Lalu, apa sebenarnya biang keroknya? Yuk, kupas tuntas penyebab dan cara mengatasinya agar kamu tetap segar seharian.
Kenapa Ketiak Bisa Bau? Ini Faktanya
Bau badan, dalam istilah medis disebut sebagai Bromhidrosis, terjadi ketika bakteri yang hidup di permukaan kulit memecah protein dalam keringat menjadi asam.​
Manusia memiliki kelenjar keringat bernama Apokrin yang banyak terdapat di area ketiak.
Keringat dari kelenjar ini mengandung lemak dan protein tinggi yang sangat disukai bakteri. Jadi, bau itu muncul dari “pesta” bakteri tersebut, bukan keringatnya sendiri.
Cara Menghilangkan Bau Ketek
​Jika deodoran biasa belum cukup mempan, kamu bisa mencoba langkah-langkah praktis berikut ini:
​1. Jaga Kebersihan Area Ketiak
​Mandi minimal dua kali sehari adalah kewajiban. Gunakan sabun antibakteri untuk mengurangi populasi bakteri di kulit. Pastikan juga area ketiak benar-benar kering sebelum memakai pakaian.
​2. Cukur Bulu Ketiak Secara Rutin
Bulu ketiak yang terlalu lebat bisa memerangkap keringat dan bakteri. Dengan mencukur atau merapikannya, penguapan keringat menjadi lebih cepat dan bakteri tidak punya tempat untuk “bersembunyi”.
​3. Perhatikan Asupan Makanan
Percaya atau tidak, apa yang kamu makan memengaruhi aroma tubuhmu. Hindari konsumsi berlebih pada makanan seperti bawang putih dan bawang merah, daging merah, makanan pedas, minuman berkafein dan alkohol.
​4. Gunakan Tawas atau Lemon
Tawas telah lama dikenal sebagai deodoran alami yang sangat efektif menyerap bau tanpa menyumbat pori-pori. Perasan lemon juga bisa membantu membunuh bakteri karena sifat asamnya, namun hati-hati bagi kulit sensitif!.
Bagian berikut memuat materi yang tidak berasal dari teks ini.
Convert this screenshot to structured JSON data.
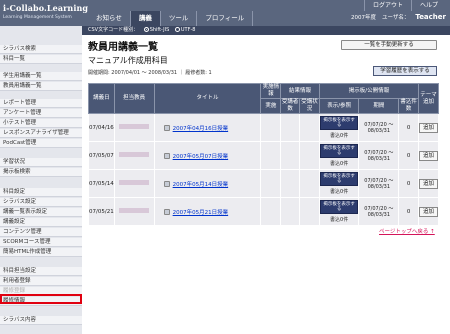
{
  "logo": {
    "title": "i-Collabo.Learning",
    "subtitle": "Learning Management System"
  },
  "header": {
    "links": [
      "ログアウト",
      "ヘルプ"
    ],
    "tabs": [
      "お知らせ",
      "講義",
      "ツール",
      "プロフィール"
    ],
    "active_tab": "講義",
    "year": "2007年度",
    "user_label": "ユーザ名：",
    "role": "Teacher"
  },
  "charset": {
    "label": "CSV文字コード種別",
    "options": [
      "Shift-JIS",
      "UTF-8"
    ],
    "selected": "Shift-JIS"
  },
  "sidebar": {
    "items": [
      {
        "label": "シラバス検索",
        "gray": false
      },
      {
        "label": "科目一覧",
        "gray": false
      },
      {
        "label": "学生用講義一覧",
        "gray": false
      },
      {
        "label": "教員用講義一覧",
        "gray": false
      },
      {
        "label": "レポート管理",
        "gray": false
      },
      {
        "label": "アンケート管理",
        "gray": false
      },
      {
        "label": "小テスト管理",
        "gray": false
      },
      {
        "label": "レスポンスアナライザ管理",
        "gray": false
      },
      {
        "label": "PodCast管理",
        "gray": false
      },
      {
        "label": "学習状況",
        "gray": false
      },
      {
        "label": "掲示板検索",
        "gray": false
      },
      {
        "label": "科目設定",
        "gray": false
      },
      {
        "label": "シラバス設定",
        "gray": false
      },
      {
        "label": "講義一覧表示設定",
        "gray": false
      },
      {
        "label": "講義設定",
        "gray": false
      },
      {
        "label": "コンテンツ管理",
        "gray": false
      },
      {
        "label": "SCORMコース管理",
        "gray": false
      },
      {
        "label": "簡易HTML作成管理",
        "gray": false
      },
      {
        "label": "科目担当設定",
        "gray": false
      },
      {
        "label": "利用者登録",
        "gray": false
      },
      {
        "label": "履修登録",
        "gray": true
      },
      {
        "label": "履修情報",
        "gray": false
      },
      {
        "label": "シラバス内容",
        "gray": false
      }
    ]
  },
  "main": {
    "title": "教員用講義一覧",
    "auto_button": "一覧を手動更新する",
    "course": "マニュアル作成用科目",
    "period": "開催期間: 2007/04/01 ～ 2008/03/31 ｜ 履修者数: 1",
    "history_button": "学習履歴を表示する",
    "columns": {
      "date": "講義日",
      "teacher": "担当教員",
      "title": "タイトル",
      "impl": "実施情報",
      "impl_done": "実施",
      "result": "結果情報",
      "result_period": "期間",
      "result_count": "受講者数",
      "result_status": "受講状況",
      "board": "掲示板/公開情報",
      "board_view": "表示/参照",
      "board_period": "期間",
      "board_count": "書込件数",
      "theme": "テーマ追加"
    },
    "rows": [
      {
        "date": "07/04/16",
        "title": "2007年04月16日授業",
        "pub": "掲示板を表示する",
        "writes": "書込0件",
        "period": "07/07/20 ～ 08/03/31",
        "count": "0",
        "add": "追加"
      },
      {
        "date": "07/05/07",
        "title": "2007年05月07日授業",
        "pub": "掲示板を表示する",
        "writes": "書込0件",
        "period": "07/07/20 ～ 08/03/31",
        "count": "0",
        "add": "追加"
      },
      {
        "date": "07/05/14",
        "title": "2007年05月14日授業",
        "pub": "掲示板を表示する",
        "writes": "書込0件",
        "period": "07/07/20 ～ 08/03/31",
        "count": "0",
        "add": "追加"
      },
      {
        "date": "07/05/21",
        "title": "2007年05月21日授業",
        "pub": "掲示板を表示する",
        "writes": "書込0件",
        "period": "07/07/20 ～ 08/03/31",
        "count": "0",
        "add": "追加"
      }
    ],
    "page_top": "ページトップへ戻る ↑"
  }
}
​5. Pilih Pakaian Bahan Katun
Gunakan pakaian dari serat alami seperti katun atau linen. Bahan ini memungkinkan kulit bernapas dan menyerap keringat lebih baik dibandingkan bahan sintetis seperti polyester yang justru memerangkap panas dan bau.
Apa Perlu ke Dokter?
Jika bau ketek tetap membandel meski sudah melakukan cara di atas, atau disertai dengan keringat berlebih (Hyperhidrosis), ada baiknya kamu berkonsultasi dengan dokter kulit. Bisa jadi ada kondisi medis tertentu atau perubahan hormon yang perlu penanganan khusus.
Bau ketek adalah hal yang manusiawi, tapi bukan berarti tidak bisa diatasi. Dengan kombinasi pola hidup bersih dan pemilihan produk yang tepat, kamu bisa kembali tampil percaya diri tanpa rasa takut bau menyengat.